Rename Sheridan Road?
Oklahoman urban reporter Steve Lackmeyer may have unintentionally sparked another street-naming controversy up the turnpike in Tulsa.
Lackmeyer recounted the 1961 renaming of Oklahoma City's Grand Avenue to Sheridan Avenue. The name Sheridan, to honor Civil War general, Ft. Sill founder, and "Indian fighter" Philip Sheridan, was a compromise after merchants requested a renaming to erase the bad reputation of Grand Ave and honor a new Sheraton Hotel. Lackmeyer looked into the background of the street's namesake:
And here's where it gets really politically incorrect: Sheridan liked to kill American Indians.
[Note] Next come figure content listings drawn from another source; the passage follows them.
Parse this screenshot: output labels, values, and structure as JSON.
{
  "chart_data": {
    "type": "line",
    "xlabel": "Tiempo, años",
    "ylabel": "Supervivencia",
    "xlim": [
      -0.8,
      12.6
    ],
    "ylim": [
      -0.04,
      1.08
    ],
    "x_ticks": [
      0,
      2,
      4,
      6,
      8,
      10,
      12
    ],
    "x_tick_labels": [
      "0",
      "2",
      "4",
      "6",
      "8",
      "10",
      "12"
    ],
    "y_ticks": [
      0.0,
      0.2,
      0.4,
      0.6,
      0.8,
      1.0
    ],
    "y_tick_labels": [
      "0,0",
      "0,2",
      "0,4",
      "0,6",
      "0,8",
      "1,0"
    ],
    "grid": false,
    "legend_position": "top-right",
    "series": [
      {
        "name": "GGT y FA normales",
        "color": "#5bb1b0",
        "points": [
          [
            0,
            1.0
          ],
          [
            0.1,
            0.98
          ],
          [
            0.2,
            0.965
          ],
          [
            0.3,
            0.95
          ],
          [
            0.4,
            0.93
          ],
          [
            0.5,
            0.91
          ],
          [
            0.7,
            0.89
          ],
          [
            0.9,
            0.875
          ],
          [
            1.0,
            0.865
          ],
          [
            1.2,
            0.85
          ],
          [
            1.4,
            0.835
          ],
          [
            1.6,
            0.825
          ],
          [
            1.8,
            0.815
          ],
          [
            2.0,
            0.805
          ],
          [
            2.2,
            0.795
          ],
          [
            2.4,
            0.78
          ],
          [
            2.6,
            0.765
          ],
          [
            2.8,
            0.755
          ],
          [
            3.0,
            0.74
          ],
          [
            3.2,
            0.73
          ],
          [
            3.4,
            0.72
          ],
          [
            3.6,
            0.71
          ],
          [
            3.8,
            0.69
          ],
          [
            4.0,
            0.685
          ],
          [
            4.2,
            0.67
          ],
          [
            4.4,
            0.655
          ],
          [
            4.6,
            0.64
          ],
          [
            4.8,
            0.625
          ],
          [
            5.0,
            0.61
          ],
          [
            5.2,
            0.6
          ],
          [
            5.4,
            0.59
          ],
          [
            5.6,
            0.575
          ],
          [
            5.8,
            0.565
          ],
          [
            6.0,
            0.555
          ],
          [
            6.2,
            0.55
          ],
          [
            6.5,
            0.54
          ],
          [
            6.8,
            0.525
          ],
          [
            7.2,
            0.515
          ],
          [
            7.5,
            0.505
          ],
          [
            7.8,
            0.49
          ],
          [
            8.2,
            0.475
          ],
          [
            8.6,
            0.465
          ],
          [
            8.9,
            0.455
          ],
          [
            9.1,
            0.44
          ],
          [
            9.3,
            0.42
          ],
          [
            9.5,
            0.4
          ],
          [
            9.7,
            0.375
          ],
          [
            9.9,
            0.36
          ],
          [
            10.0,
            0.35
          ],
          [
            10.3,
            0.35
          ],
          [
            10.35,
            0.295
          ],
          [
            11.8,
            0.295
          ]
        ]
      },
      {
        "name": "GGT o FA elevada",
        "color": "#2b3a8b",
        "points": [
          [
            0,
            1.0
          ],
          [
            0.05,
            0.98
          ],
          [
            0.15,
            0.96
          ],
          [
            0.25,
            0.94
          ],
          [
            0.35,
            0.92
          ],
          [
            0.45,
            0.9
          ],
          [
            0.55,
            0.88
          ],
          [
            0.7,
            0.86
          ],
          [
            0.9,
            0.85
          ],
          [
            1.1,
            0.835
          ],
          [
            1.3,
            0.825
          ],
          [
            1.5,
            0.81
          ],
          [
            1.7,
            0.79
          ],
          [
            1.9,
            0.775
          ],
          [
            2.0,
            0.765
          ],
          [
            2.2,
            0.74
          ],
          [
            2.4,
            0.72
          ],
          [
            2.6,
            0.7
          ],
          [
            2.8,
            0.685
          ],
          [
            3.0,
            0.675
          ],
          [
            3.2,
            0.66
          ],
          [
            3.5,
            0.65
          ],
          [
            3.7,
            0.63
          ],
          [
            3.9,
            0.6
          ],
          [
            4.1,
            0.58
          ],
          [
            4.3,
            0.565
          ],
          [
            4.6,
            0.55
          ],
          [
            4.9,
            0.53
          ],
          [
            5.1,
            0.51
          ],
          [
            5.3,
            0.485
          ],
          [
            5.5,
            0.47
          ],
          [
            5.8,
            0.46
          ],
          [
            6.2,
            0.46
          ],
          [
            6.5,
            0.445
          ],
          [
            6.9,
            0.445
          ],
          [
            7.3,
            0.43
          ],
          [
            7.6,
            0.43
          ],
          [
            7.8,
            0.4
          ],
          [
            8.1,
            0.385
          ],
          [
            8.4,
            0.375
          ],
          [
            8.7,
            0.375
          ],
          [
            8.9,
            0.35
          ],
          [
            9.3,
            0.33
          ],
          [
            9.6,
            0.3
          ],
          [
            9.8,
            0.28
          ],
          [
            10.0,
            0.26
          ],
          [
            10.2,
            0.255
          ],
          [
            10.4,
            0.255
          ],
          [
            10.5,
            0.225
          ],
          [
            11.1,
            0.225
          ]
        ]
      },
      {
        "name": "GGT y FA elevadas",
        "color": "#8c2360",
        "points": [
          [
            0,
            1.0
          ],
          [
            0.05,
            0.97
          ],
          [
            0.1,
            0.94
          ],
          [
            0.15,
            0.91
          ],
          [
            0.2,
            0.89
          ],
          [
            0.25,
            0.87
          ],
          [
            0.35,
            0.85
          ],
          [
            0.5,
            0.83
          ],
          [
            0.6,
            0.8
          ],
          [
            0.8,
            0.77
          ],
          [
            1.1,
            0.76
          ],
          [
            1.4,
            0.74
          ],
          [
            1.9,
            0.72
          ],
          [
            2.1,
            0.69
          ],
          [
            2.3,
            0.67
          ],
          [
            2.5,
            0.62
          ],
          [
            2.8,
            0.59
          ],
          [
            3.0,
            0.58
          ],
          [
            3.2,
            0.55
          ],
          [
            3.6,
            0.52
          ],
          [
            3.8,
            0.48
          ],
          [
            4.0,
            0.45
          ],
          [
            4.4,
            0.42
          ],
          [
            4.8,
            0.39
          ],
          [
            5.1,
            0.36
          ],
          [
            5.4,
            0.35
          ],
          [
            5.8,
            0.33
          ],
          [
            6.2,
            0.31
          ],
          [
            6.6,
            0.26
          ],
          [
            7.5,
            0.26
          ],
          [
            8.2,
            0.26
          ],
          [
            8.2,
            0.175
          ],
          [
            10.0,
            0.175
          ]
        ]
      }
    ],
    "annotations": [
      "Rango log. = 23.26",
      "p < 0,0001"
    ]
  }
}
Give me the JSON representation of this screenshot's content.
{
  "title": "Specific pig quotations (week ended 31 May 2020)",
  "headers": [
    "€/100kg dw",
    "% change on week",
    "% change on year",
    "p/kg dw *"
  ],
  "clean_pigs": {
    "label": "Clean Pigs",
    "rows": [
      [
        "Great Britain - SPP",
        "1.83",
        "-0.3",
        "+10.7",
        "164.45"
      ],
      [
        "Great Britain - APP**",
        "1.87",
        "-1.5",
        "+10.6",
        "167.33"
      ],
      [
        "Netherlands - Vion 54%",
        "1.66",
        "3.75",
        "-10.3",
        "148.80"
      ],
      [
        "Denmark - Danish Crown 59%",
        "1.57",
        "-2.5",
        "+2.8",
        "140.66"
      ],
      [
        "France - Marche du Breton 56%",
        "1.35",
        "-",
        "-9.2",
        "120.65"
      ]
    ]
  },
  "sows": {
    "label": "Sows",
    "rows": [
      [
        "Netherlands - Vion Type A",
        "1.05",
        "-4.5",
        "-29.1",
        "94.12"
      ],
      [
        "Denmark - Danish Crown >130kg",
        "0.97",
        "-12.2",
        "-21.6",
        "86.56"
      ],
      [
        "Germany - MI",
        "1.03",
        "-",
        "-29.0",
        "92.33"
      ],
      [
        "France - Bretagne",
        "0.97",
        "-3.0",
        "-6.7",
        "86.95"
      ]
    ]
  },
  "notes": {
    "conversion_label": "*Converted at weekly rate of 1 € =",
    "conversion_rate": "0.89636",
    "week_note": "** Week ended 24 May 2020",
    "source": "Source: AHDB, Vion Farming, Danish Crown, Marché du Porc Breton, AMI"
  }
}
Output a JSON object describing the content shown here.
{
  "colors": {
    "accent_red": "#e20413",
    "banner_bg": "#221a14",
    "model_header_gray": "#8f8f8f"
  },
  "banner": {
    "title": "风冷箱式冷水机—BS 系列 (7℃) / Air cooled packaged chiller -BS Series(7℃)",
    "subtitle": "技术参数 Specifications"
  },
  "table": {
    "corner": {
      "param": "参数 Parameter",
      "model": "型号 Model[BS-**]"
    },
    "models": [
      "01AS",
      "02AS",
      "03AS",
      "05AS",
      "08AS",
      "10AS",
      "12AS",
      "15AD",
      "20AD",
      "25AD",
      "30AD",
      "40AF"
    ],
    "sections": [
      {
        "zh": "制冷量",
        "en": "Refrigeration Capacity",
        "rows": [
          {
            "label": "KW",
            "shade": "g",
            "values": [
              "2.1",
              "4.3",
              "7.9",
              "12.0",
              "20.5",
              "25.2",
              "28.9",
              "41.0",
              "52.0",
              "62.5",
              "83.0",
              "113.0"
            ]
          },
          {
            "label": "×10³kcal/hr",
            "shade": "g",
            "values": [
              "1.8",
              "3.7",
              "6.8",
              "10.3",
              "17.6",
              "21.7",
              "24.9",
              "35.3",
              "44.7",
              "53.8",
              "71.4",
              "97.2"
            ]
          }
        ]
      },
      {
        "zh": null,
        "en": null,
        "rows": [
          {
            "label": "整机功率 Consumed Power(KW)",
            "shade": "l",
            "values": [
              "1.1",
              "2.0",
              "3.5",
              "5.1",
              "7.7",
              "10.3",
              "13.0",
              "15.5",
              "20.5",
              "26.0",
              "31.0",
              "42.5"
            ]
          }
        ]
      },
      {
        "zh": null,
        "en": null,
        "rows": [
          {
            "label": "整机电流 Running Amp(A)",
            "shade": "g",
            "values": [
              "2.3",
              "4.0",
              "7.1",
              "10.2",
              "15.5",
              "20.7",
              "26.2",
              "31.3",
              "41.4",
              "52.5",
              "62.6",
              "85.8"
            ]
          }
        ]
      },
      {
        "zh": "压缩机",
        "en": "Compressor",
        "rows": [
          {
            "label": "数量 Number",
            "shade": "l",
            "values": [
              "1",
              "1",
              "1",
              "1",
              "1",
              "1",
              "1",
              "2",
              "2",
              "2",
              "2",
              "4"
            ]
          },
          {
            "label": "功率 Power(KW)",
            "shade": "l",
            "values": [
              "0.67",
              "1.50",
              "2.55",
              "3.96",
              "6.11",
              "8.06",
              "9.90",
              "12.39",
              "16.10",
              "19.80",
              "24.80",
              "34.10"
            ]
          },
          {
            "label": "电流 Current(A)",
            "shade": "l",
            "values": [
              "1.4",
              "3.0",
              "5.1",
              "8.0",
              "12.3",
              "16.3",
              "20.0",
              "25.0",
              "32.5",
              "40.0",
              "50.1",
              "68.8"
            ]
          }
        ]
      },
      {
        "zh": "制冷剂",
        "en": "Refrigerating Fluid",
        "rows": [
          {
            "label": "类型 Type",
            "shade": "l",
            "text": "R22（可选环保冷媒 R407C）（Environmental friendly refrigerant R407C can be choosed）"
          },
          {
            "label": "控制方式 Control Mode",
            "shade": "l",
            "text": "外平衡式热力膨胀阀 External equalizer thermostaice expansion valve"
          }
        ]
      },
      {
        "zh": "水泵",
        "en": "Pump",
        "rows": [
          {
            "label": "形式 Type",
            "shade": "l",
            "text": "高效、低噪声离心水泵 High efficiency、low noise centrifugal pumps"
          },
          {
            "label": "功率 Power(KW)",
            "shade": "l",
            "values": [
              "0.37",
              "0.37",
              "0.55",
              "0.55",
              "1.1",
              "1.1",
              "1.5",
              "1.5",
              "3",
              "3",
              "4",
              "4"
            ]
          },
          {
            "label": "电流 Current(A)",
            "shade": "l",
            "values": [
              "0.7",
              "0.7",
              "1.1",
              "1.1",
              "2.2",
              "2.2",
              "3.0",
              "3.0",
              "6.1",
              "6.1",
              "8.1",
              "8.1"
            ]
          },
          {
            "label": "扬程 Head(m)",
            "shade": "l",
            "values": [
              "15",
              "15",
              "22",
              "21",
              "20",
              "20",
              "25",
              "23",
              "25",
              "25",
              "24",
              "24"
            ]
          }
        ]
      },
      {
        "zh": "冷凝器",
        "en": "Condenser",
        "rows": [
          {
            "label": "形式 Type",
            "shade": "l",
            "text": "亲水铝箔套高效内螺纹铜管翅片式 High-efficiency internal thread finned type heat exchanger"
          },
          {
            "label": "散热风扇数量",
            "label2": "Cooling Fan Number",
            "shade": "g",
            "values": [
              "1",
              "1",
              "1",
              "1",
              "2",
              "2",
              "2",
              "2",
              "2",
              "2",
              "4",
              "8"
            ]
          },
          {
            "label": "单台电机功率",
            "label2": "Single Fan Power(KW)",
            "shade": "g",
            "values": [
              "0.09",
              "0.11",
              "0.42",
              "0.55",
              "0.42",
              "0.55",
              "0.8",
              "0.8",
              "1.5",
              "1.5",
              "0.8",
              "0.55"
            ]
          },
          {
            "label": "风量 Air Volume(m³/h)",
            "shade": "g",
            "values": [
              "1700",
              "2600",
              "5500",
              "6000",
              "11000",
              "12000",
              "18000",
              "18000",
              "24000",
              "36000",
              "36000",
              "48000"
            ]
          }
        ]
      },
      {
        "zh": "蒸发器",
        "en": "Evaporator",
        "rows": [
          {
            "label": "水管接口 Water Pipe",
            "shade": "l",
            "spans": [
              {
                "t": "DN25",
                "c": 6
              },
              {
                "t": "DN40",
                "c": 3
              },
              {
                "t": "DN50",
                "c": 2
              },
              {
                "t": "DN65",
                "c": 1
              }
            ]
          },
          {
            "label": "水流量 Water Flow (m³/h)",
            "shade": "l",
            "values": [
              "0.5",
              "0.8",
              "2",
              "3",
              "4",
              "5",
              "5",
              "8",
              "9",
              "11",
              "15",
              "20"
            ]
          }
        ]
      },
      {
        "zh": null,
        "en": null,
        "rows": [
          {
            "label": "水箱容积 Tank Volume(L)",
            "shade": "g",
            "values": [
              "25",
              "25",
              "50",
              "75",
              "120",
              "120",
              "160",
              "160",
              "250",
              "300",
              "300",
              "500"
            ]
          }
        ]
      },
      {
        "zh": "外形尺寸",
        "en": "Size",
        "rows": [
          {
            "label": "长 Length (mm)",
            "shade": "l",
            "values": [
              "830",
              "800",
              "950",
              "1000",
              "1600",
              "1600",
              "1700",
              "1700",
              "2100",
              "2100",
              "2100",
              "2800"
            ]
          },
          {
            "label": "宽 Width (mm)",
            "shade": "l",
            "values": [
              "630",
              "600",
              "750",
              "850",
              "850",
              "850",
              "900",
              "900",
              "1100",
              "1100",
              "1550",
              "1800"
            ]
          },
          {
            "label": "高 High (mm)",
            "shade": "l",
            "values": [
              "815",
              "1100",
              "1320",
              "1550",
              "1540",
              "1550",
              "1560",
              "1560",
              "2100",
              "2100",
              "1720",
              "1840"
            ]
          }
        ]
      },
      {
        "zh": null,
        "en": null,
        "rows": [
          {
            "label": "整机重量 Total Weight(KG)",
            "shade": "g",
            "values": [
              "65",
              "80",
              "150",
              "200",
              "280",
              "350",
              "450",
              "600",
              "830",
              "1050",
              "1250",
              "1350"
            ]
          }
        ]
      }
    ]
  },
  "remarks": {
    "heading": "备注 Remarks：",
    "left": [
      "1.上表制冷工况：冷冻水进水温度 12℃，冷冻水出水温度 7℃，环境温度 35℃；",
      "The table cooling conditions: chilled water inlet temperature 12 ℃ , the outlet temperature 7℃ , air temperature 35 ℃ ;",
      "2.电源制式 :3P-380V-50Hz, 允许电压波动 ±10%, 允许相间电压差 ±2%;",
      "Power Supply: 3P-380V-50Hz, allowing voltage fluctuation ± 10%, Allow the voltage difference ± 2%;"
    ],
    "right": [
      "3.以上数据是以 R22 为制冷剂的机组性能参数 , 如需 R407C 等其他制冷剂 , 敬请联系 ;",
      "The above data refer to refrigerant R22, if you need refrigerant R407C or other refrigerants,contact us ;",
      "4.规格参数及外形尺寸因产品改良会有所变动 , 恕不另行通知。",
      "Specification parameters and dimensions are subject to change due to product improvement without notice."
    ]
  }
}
His biographer quoted him as saying "the only good Indians I saw were dead" in response to a Comanche chief who introduced himself to the general as a "good Injun." He made this lovely comment while at Fort Sill - the same command that oversaw the opening of the unassigned lands in Oklahoma, including what is now Oklahoma City.
Sheridan's assault on American Indians was more than just a military guy taking his job too seriously.
During the winter of 1868, he attacked Cheyennes, Kiowas and Comanches in their winter quarters, taking the livestock, killing those who fought back, and driving the survivors back onto reservations.
Gen. Sheridan didn't like buffalo either:
Historians noted that when the Texas legislature considered outlawing bison poaching on tribal lands, Sheridan personally testified against it, suggesting lawmakers instead give each of the hunters a medal, engraved with a dead buffalo on one side and a discouraged-looking Indian on the other.
There are a lot of places named Sheridan in the US, and the ones I've checked all seemed to be named to honor this murderous racist.
While Sheridan Avenue in Oklahoma City is a relatively short and minor street, Sheridan Road in Tulsa is a major thoroughfare, a section-line road stretching from Mohawk Park and the Tulsa Zoo in the north, along the west boundary of Tulsa International Airport, and all the way to the Arkansas River near Bixby in the south. There are Sheridan Road exits on the Gilcrease Expressway, the Broken Arrow Expressway, and Skelly Drive. There must be many hundreds of businesses with a Sheridan Road address, including Sheridan Lanes, a bowling alley with a beautifully animated neon sign.
City Council, the ball is in your court.